Racket dei sordomuti anche a Bergamo Vittime costrette a vendere gadget nei locali

È coinvolta anche Bergamo nella presunta rete malavitosa che fa capo alla Russia e che si dirama in tutta Europa dedita allo sfruttamento di persone sordomute mandate a vendere gadget, dagli accendini ai portachiave, nei bar, nei ristoranti, sui treni. Solo in Italia si calcola siano tra le 400 e le 500 le vittime dell’organizzazione che opera in tipico stile mafioso e i cui affiliati sono anch’essi in massima parte sordomuti. Sedici presunti responsabili dell’organizzazione sono agli arresti, accusati, insieme ad altri dieci a piede libero, di associazione a delinquere di stampo mafioso e di numerosi altri reati - dal sequestro di persona all’estorsione e rapina - con richiesta di rinvio a giudizio che sarà esaminata lunedì dal gup del Tribunale di Bologna Elisa Picaroni.

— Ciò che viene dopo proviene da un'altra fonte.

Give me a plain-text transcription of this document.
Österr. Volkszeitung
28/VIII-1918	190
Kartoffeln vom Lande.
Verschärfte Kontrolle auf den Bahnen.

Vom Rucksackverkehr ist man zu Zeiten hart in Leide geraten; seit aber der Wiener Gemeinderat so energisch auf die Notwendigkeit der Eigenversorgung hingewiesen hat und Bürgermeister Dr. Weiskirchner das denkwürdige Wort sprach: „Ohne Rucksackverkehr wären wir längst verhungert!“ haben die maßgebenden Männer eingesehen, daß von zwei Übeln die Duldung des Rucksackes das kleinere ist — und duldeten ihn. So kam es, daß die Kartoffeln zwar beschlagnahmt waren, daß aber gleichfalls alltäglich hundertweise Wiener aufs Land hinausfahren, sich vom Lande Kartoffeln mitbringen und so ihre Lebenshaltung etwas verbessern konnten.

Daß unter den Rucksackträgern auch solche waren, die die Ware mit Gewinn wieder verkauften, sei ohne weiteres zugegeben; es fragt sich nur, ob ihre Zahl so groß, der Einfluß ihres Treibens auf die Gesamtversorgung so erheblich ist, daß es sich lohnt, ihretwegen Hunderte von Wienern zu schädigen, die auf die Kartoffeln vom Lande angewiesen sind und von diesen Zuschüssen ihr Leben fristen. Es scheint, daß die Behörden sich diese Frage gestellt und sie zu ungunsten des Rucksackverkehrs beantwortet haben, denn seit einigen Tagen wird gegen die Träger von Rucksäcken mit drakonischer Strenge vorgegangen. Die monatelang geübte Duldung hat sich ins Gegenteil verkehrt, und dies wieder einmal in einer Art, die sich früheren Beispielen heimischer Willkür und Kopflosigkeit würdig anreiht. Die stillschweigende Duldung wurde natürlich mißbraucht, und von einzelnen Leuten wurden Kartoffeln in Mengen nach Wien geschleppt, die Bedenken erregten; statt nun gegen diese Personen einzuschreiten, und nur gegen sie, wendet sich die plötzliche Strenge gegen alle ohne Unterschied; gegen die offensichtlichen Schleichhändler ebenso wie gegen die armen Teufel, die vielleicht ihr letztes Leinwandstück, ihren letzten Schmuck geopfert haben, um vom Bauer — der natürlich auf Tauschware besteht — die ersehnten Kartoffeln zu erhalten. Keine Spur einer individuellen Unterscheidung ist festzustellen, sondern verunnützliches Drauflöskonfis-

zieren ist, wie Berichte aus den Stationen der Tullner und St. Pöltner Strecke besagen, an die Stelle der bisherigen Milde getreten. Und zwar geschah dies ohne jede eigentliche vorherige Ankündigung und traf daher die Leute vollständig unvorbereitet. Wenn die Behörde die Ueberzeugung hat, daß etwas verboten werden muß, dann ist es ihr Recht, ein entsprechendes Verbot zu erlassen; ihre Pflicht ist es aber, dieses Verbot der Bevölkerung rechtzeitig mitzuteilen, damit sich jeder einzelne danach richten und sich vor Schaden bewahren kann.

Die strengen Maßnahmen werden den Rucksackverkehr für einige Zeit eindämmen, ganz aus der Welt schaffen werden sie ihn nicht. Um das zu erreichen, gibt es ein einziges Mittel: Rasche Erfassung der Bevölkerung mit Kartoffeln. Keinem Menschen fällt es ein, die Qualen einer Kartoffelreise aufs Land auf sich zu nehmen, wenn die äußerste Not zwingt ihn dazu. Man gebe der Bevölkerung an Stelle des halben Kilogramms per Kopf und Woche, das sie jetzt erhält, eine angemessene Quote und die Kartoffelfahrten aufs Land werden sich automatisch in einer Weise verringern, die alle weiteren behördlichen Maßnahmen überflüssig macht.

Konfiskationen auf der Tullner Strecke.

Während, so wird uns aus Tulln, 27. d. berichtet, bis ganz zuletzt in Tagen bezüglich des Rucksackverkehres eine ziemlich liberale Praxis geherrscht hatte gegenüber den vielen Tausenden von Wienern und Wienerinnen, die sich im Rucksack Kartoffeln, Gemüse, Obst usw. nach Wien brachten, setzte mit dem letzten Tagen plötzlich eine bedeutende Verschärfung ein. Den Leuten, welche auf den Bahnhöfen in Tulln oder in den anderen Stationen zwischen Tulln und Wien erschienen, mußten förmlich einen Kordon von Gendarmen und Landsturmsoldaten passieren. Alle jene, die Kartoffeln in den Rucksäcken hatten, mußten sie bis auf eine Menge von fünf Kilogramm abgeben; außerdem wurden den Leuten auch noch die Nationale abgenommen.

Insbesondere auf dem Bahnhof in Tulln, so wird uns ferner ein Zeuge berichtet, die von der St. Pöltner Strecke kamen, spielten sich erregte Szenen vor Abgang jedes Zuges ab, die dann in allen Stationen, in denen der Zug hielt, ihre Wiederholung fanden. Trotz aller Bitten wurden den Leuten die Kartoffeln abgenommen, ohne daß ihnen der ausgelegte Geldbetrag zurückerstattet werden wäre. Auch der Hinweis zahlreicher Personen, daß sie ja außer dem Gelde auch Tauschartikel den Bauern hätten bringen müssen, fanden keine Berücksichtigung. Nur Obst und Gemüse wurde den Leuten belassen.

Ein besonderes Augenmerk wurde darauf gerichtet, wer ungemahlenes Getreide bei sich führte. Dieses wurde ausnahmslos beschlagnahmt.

I 26 imputati, di età tra i 24 e i 48 anni, sono in prevalenza russi, ma anche ucraini, armeni e un italiano nativo di Milano e residente a Modena. L’indagine è partita nel 2003 con la prima denuncia di uno dei sordomuti, che ha deciso di ribellarsi all’organizzazione rompendo il muro d’omertà e svelando il fenomeno agli inquirenti. Dietro promesse di ottenimento di un lavoro in Europa occidentale, cittadini audiolesi in prevalenza della Russia venivano fatti arrivare in Italia piuttosto che Spagna, Francia, Svezia o Germania, mandati in giro a vendere gadget e costretti a pagare all’organizzazione un pizzo tra il 30 e il 50% dei guadagni. Chi sgarrava diventava oggetto di minacce, violenze, ricatti, rapimenti, con ritorsioni anche sui familiari rimasti in patria. In Italia il racket si è rivelato particolarmente radicato nel Centro-Nord con presenze di sordomuti taglieggiati soprattutto a Milano, Roma, Bologna, Firenze, Lodi, Vigevano, Modena, Piacenza, Ferrara, Rimini, Imperia, Livorno, Viareggio, Cesenatico e Bergamo.